In the present study, we genotyped rs9370867, rs909562 and rs2072783 SNPs of the IDOL gene and found that rs9370867 SNP was associated with hyperlipidemia. The GA/GG genotypes of rs9370867 SNP have higher frequencies in hyperlipidemia patients than control subjects. Multivariable logistic regression analyses of the risk factors for hyperlipidemia showed that, after adjusting several confounders, the rs9370867 SNP remained as an independent risk factor for hyperlipidemia and the risk of hyperlipidemia was increased in the subjects with the G allele in rs9370867. In addition, the GA/GG genotypes of rs909562 SNP have higher frequencies in case group. However, after adjusting multiple confounders, the rs909562 did not represent as a risk factor for hyperlipidemia. Further, the GG genotype of rs2072783 has higher frequency in case subjects, but it was not an independent risk factor for hyperlipidemia after adjusting multiple confounders. The statistical power of this study is 93%. The Type I error probability associated with this test of this null hypothesis is 0.05. Therefore, the null hypothesis was rejected, and the results of this test were reliable. The linkage disequilibrium analysis showed that since the |D′| and r2 between rs909562 and rs9370867 are 0, the two SNPs belong to different haplotype blocks, and the correlation between rs909562 and rs2072783 was not strongly significant. However, we tried to construct haplotypes between rs909562 and rs2072783. Consequently, our results showed that there are significant differences in distributions of GG haplotype between the case and the control groups.

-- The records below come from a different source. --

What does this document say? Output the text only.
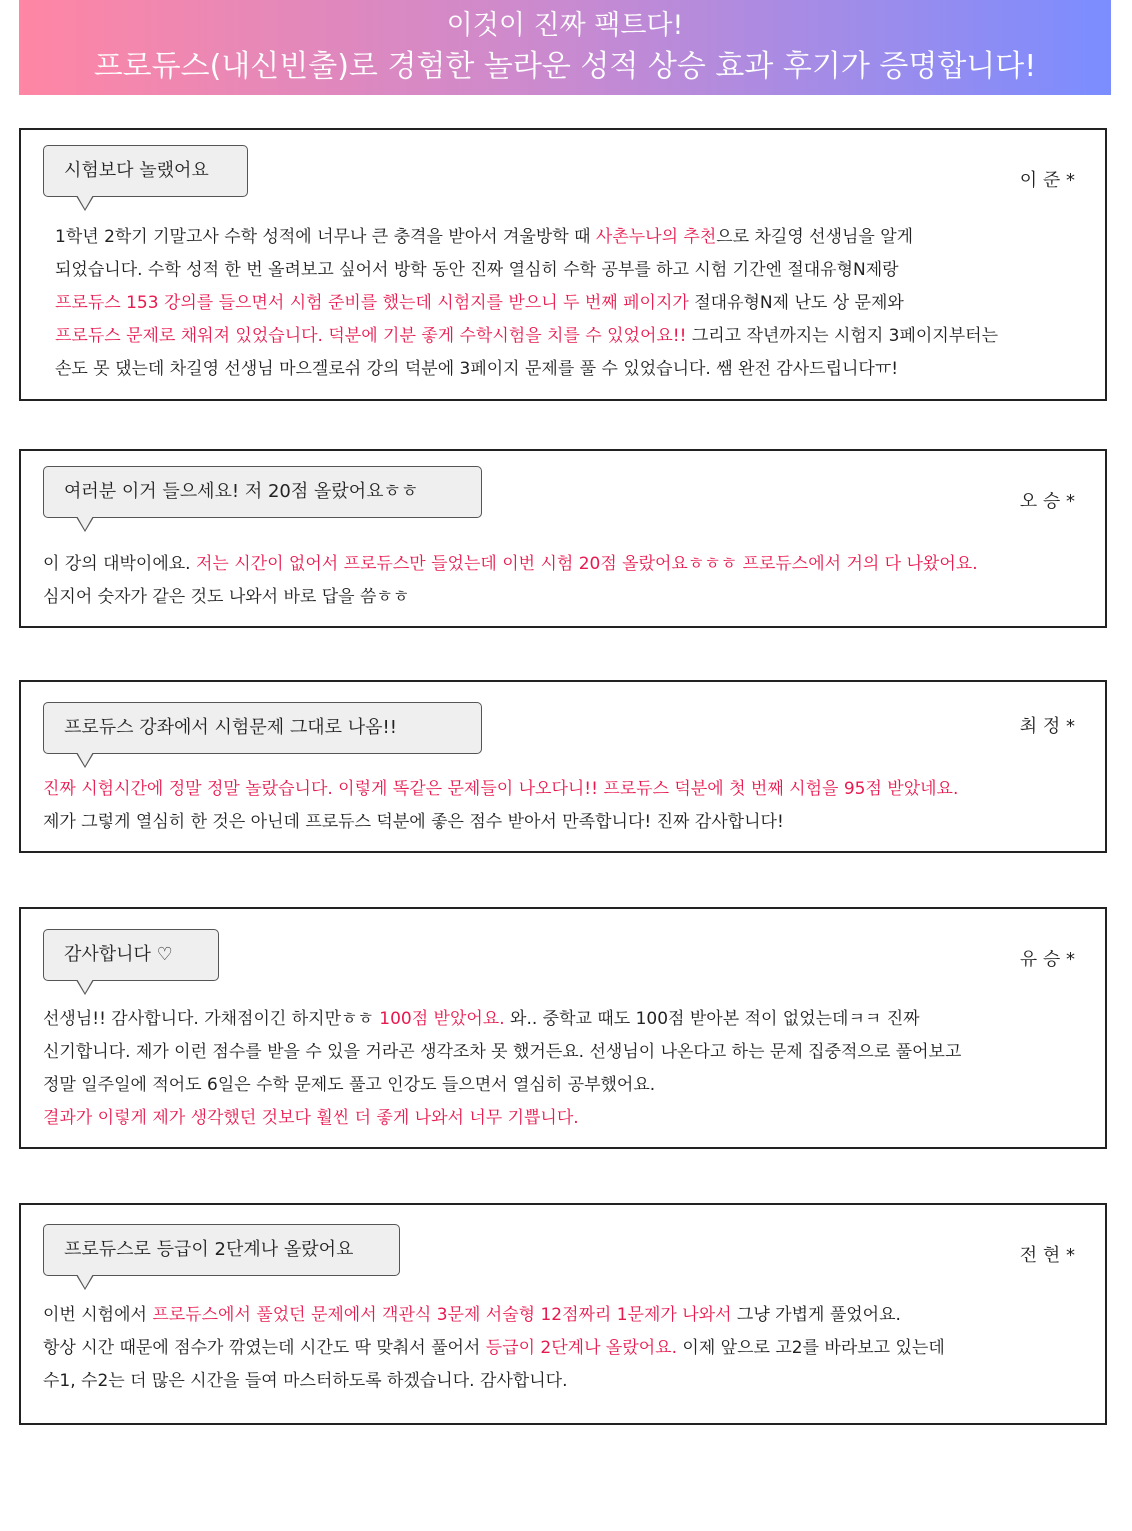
이것이 진짜 팩트다!
프로듀스(내신빈출)로 경험한 놀라운 성적 상승 효과 후기가 증명합니다!
시험보다 놀랬어요	이 준 *
1학년 2학기 기말고사 수학 성적에 너무나 큰 충격을 받아서 겨울방학 때 사촌누나의 추천으로 차길영 선생님을 알게
되었습니다. 수학 성적 한 번 올려보고 싶어서 방학 동안 진짜 열심히 수학 공부를 하고 시험 기간엔 절대유형N제랑
프로듀스 153 강의를 들으면서 시험 준비를 했는데 시험지를 받으니 두 번째 페이지가 절대유형N제 난도 상 문제와
프로듀스 문제로 채워져 있었습니다. 덕분에 기분 좋게 수학시험을 치를 수 있었어요!! 그리고 작년까지는 시험지 3페이지부터는
손도 못 댔는데 차길영 선생님 마으겔로쉬 강의 덕분에 3페이지 문제를 풀 수 있었습니다. 쌤 완전 감사드립니다ㅠ!
여러분 이거 들으세요! 저 20점 올랐어요ㅎㅎ	오 승 *
이 강의 대박이에요. 저는 시간이 없어서 프로듀스만 들었는데 이번 시험 20점 올랐어요ㅎㅎㅎ 프로듀스에서 거의 다 나왔어요.
심지어 숫자가 같은 것도 나와서 바로 답을 씀ㅎㅎ
프로듀스 강좌에서 시험문제 그대로 나옴!!	최 정 *
진짜 시험시간에 정말 정말 놀랐습니다. 이렇게 똑같은 문제들이 나오다니!! 프로듀스 덕분에 첫 번째 시험을 95점 받았네요.
제가 그렇게 열심히 한 것은 아닌데 프로듀스 덕분에 좋은 점수 받아서 만족합니다! 진짜 감사합니다!
감사합니다 ♡	유 승 *
선생님!! 감사합니다. 가채점이긴 하지만ㅎㅎ 100점 받았어요. 와.. 중학교 때도 100점 받아본 적이 없었는데ㅋㅋ 진짜
신기합니다. 제가 이런 점수를 받을 수 있을 거라곤 생각조차 못 했거든요. 선생님이 나온다고 하는 문제 집중적으로 풀어보고
정말 일주일에 적어도 6일은 수학 문제도 풀고 인강도 들으면서 열심히 공부했어요.
결과가 이렇게 제가 생각했던 것보다 훨씬 더 좋게 나와서 너무 기쁩니다.
프로듀스로 등급이 2단계나 올랐어요	전 현 *
이번 시험에서 프로듀스에서 풀었던 문제에서 객관식 3문제 서술형 12점짜리 1문제가 나와서 그냥 가볍게 풀었어요.
항상 시간 때문에 점수가 깎였는데 시간도 딱 맞춰서 풀어서 등급이 2단계나 올랐어요. 이제 앞으로 고2를 바라보고 있는데
수1, 수2는 더 많은 시간을 들여 마스터하도록 하겠습니다. 감사합니다.
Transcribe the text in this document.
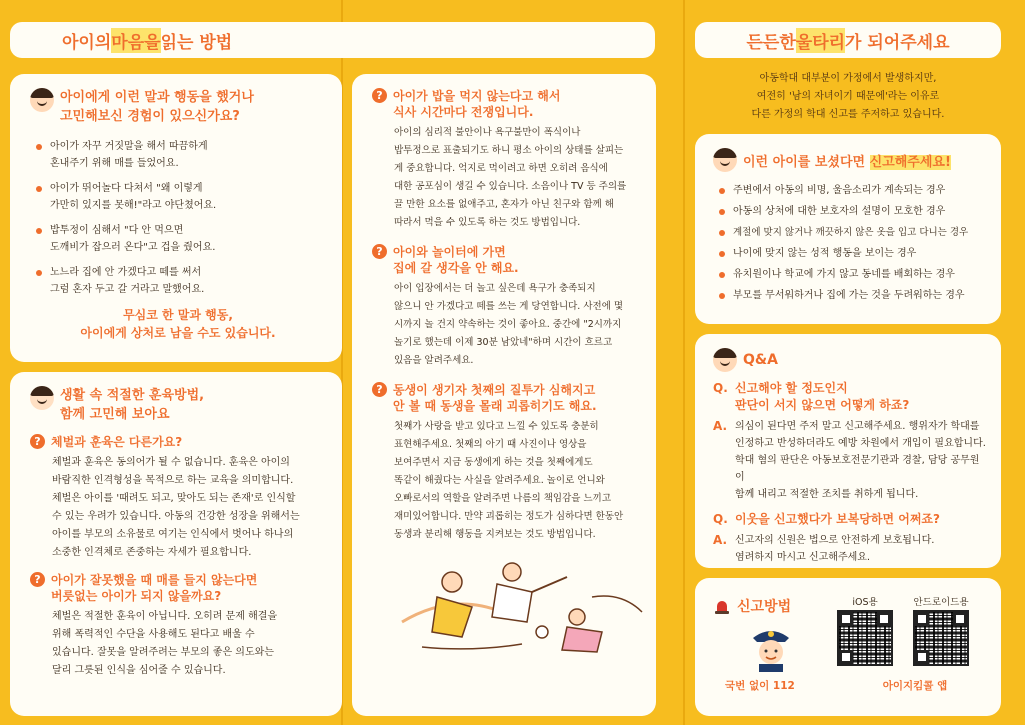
아이의 마음을 읽는 방법
아이에게 이런 말과 행동을 했거나
고민해보신 경험이 있으신가요?
아이가 자꾸 거짓말을 해서 따끔하게
혼내주기 위해 매를 들었어요.
아이가 뛰어놀다 다쳐서 "왜 이렇게
가만히 있지를 못해!"라고 야단쳤어요.
밥투정이 심해서 "다 안 먹으면
도깨비가 잡으러 온다"고 겁을 줬어요.
노느라 집에 안 가겠다고 떼를 써서
그럼 혼자 두고 갈 거라고 말했어요.
무심코 한 말과 행동,
아이에게 상처로 남을 수도 있습니다.
생활 속 적절한 훈육방법,
함께 고민해 보아요
? 체벌과 훈육은 다른가요?
체벌과 훈육은 동의어가 될 수 없습니다. 훈육은 아이의
바람직한 인격형성을 목적으로 하는 교육을 의미합니다.
체벌은 아이를 '때려도 되고, 맞아도 되는 존재'로 인식할
수 있는 우려가 있습니다. 아동의 건강한 성장을 위해서는
아이를 부모의 소유물로 여기는 인식에서 벗어나 하나의
소중한 인격체로 존중하는 자세가 필요합니다.
? 아이가 잘못했을 때 매를 들지 않는다면
버릇없는 아이가 되지 않을까요?
체벌은 적절한 훈육이 아닙니다. 오히려 문제 해결을
위해 폭력적인 수단을 사용해도 된다고 배울 수
있습니다. 잘못을 알려주려는 부모의 좋은 의도와는
달리 그릇된 인식을 심어줄 수 있습니다.
? 아이가 밥을 먹지 않는다고 해서
식사 시간마다 전쟁입니다.
아이의 심리적 불안이나 욕구불만이 폭식이나
밥투정으로 표출되기도 하니 평소 아이의 상태를 살피는
게 중요합니다. 억지로 먹이려고 하면 오히려 음식에
대한 공포심이 생길 수 있습니다. 소음이나 TV 등 주의를
끌 만한 요소를 없애주고, 혼자가 아닌 친구와 함께 해
따라서 먹을 수 있도록 하는 것도 방법입니다.
? 아이와 놀이터에 가면
집에 갈 생각을 안 해요.
아이 입장에서는 더 놀고 싶은데 욕구가 충족되지
않으니 안 가겠다고 떼를 쓰는 게 당연합니다. 사전에 몇
시까지 놀 건지 약속하는 것이 좋아요. 중간에 "2시까지
놀기로 했는데 이제 30분 남았네"하며 시간이 흐르고
있음을 알려주세요.
? 동생이 생기자 첫째의 질투가 심해지고
안 볼 때 동생을 몰래 괴롭히기도 해요.
첫째가 사랑을 받고 있다고 느낄 수 있도록 충분히
표현해주세요. 첫째의 아기 때 사진이나 영상을
보여주면서 지금 동생에게 하는 것을 첫째에게도
똑같이 해줬다는 사실을 알려주세요. 놀이로 언니와
오빠로서의 역할을 알려주면 나름의 책임감을 느끼고
재미있어합니다. 만약 괴롭히는 정도가 심하다면 한동안
동생과 분리해 행동을 지켜보는 것도 방법입니다.
든든한 울타리 가 되어주세요
아동학대 대부분이 가정에서 발생하지만,
여전히 '남의 자녀이기 때문에'라는 이유로
다른 가정의 학대 신고를 주저하고 있습니다.
이런 아이를 보셨다면 신고해주세요!
주변에서 아동의 비명, 울음소리가 계속되는 경우
아동의 상처에 대한 보호자의 설명이 모호한 경우
계절에 맞지 않거나 깨끗하지 않은 옷을 입고 다니는 경우
나이에 맞지 않는 성적 행동을 보이는 경우
유치원이나 학교에 가지 않고 동네를 배회하는 경우
부모를 무서워하거나 집에 가는 것을 두려워하는 경우
Q&A
Q. 신고해야 할 정도인지
판단이 서지 않으면 어떻게 하죠?
A. 의심이 된다면 주저 말고 신고해주세요. 행위자가 학대를
인정하고 반성하더라도 예방 차원에서 개입이 필요합니다.
학대 혐의 판단은 아동보호전문기관과 경찰, 담당 공무원이
함께 내리고 적절한 조치를 취하게 됩니다.
Q. 이웃을 신고했다가 보복당하면 어쩌죠?
A. 신고자의 신원은 법으로 안전하게 보호됩니다.
염려하지 마시고 신고해주세요.
신고방법
국번 없이 112
iOS용	안드로이드용
아이지킴콜 앱
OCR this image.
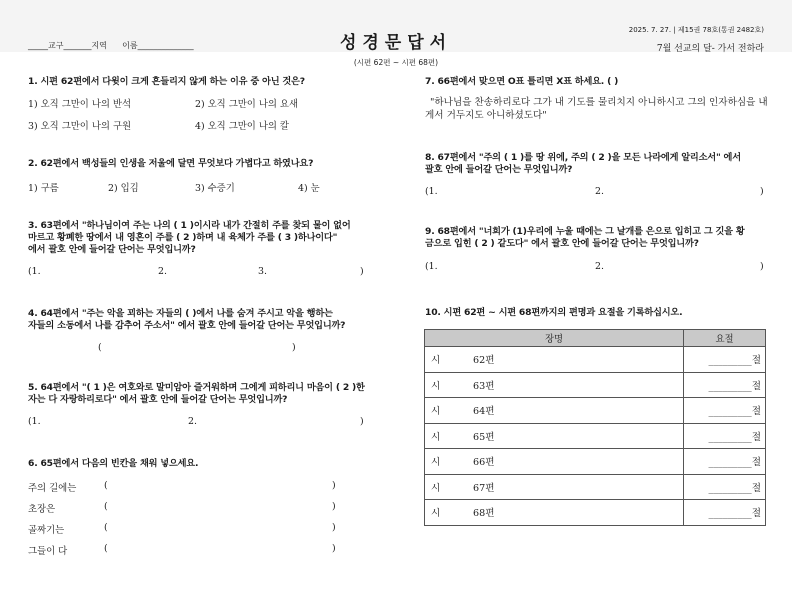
_____교구_______지역      이름______________	성경문답서
2025. 7. 27. | 제15권 78호(통권 2482호)
7월 선교의 달- 가서 전하라
(시편 62편 ~ 시편 68편)
1. 시편 62편에서 다윗이 크게 흔들리지 않게 하는 이유 중 아닌 것은?
1) 오직 그만이 나의 반석	2) 오직 그만이 나의 요새
3) 오직 그만이 나의 구원	4) 오직 그만이 나의 칼
2. 62편에서 백성들의 인생을 저울에 달면 무엇보다 가볍다고 하였나요?
1) 구름	2) 입김	3) 수증기	4) 눈
3. 63편에서 "하나님이여 주는 나의 ( 1 )이시라 내가 간절히 주를 찾되 물이 없어
마르고 황폐한 땅에서 내 영혼이 주를 ( 2 )하며 내 육체가 주를 ( 3 )하나이다"
에서 괄호 안에 들어갈 단어는 무엇입니까?
(1.	2.	3.	)
4. 64편에서 "주는 악을 꾀하는 자들의 ( )에서 나를 숨겨 주시고 악을 행하는
자들의 소동에서 나를 감추어 주소서" 에서 괄호 안에 들어갈 단어는 무엇입니까?
(	)
5. 64편에서 "( 1 )은 여호와로 말미암아 즐거워하며 그에게 피하리니 마음이 ( 2 )한
자는 다 자랑하리로다" 에서 괄호 안에 들어갈 단어는 무엇입니까?
(1.	2.	)
6. 65편에서 다음의 빈칸을 채워 넣으세요.
주의 길에는	(	)
초장은	(	)
골짜기는	(	)
그들이 다	(	)
7. 66편에서 맞으면 O표 틀리면 X표 하세요. ( )
"하나님을 찬송하리로다 그가 내 기도를 물리치지 아니하시고 그의 인자하심을 내
게서 거두지도 아니하셨도다"
8. 67편에서 "주의 ( 1 )를 땅 위에, 주의 ( 2 )을 모든 나라에게 알리소서" 에서
괄호 안에 들어갈 단어는 무엇입니까?
(1.	2.	)
9. 68편에서 "너희가 (1)우리에 누울 때에는 그 날개를 은으로 입히고 그 깃을 황
금으로 입힌 ( 2 ) 같도다" 에서 괄호 안에 들어갈 단어는 무엇입니까?
(1.	2.	)
10. 시편 62편 ~ 시편 68편까지의 편명과 요절을 기록하십시오.
장명	요절
시 62편	_________절
시 63편	_________절
시 64편	_________절
시 65편	_________절
시 66편	_________절
시 67편	_________절
시 68편	_________절
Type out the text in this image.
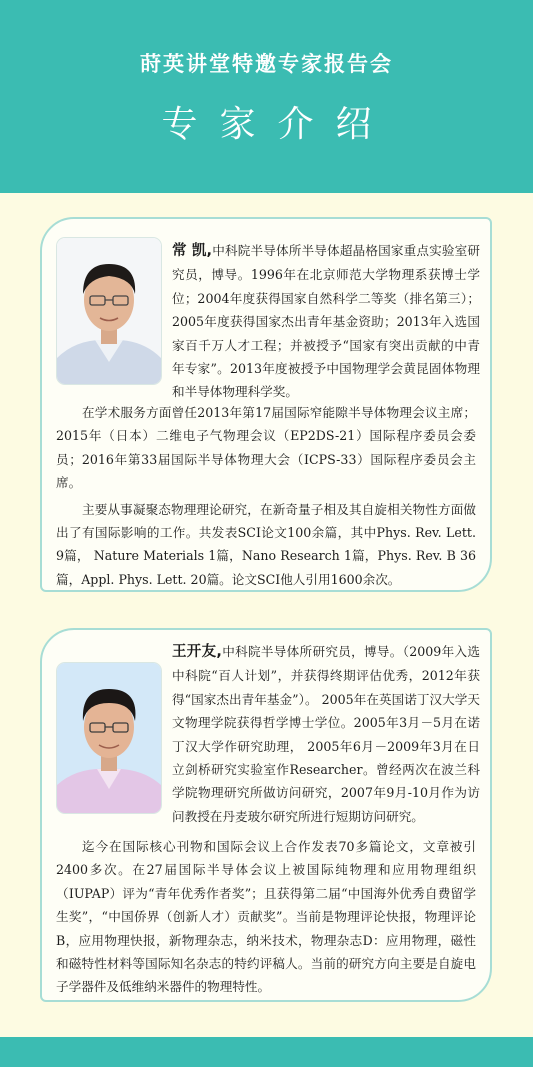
莳英讲堂特邀专家报告会
专家介绍
常 凯,中科院半导体所半导体超晶格国家重点实验室研究员，博导。1996年在北京师范大学物理系获博士学位；2004年度获得国家自然科学二等奖（排名第三）；2005年度获得国家杰出青年基金资助；2013年入选国家百千万人才工程；并被授予“国家有突出贡献的中青年专家”。2013年度被授予中国物理学会黄昆固体物理和半导体物理科学奖。

在学术服务方面曾任2013年第17届国际窄能隙半导体物理会议主席；2015年（日本）二维电子气物理会议（EP2DS-21）国际程序委员会委员；2016年第33届国际半导体物理大会（ICPS-33）国际程序委员会主席。

主要从事凝聚态物理理论研究，在新奇量子相及其自旋相关物性方面做出了有国际影响的工作。共发表SCI论文100余篇，其中Phys. Rev. Lett. 9篇， Nature Materials 1篇，Nano Research 1篇，Phys. Rev. B 36篇，Appl. Phys. Lett. 20篇。论文SCI他人引用1600余次。

王开友,中科院半导体所研究员，博导。（2009年入选中科院“百人计划”，并获得终期评估优秀，2012年获得“国家杰出青年基金”）。 2005年在英国诺丁汉大学天文物理学院获得哲学博士学位。2005年3月－5月在诺丁汉大学作研究助理， 2005年6月－2009年3月在日立剑桥研究实验室作Researcher。曾经两次在波兰科学院物理研究所做访问研究，2007年9月-10月作为访问教授在丹麦玻尔研究所进行短期访问研究。

迄今在国际核心刊物和国际会议上合作发表70多篇论文，文章被引2400多次。在27届国际半导体会议上被国际纯物理和应用物理组织（IUPAP）评为“青年优秀作者奖”；且获得第二届“中国海外优秀自费留学生奖”，“中国侨界（创新人才）贡献奖”。当前是物理评论快报，物理评论B，应用物理快报，新物理杂志，纳米技术，物理杂志D：应用物理，磁性和磁特性材料等国际知名杂志的特约评稿人。当前的研究方向主要是自旋电子学器件及低维纳米器件的物理特性。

The limitations of the study include: first of all, the participants of our study were all from one hospital, that inevitably increases selection bias. Second, this is an observational study, and our conclusions need further investigations about specific mechanisms. Third, we have not accomplished testing and reporting the associations between the three SNPs and lipoprotein concentrations in this study. Finally, the sample size of our study was still small and based on only one center. Large sample and multi center researches are still needed to confirm our conclusions.

In summary, our study revealed that rs9370867 of the human IDOL gene was associated with hyperlipidemia in Han population. Subjects with GA/GG genotypes or G allele of rs9370867 have increased risks for hyperlipidemia.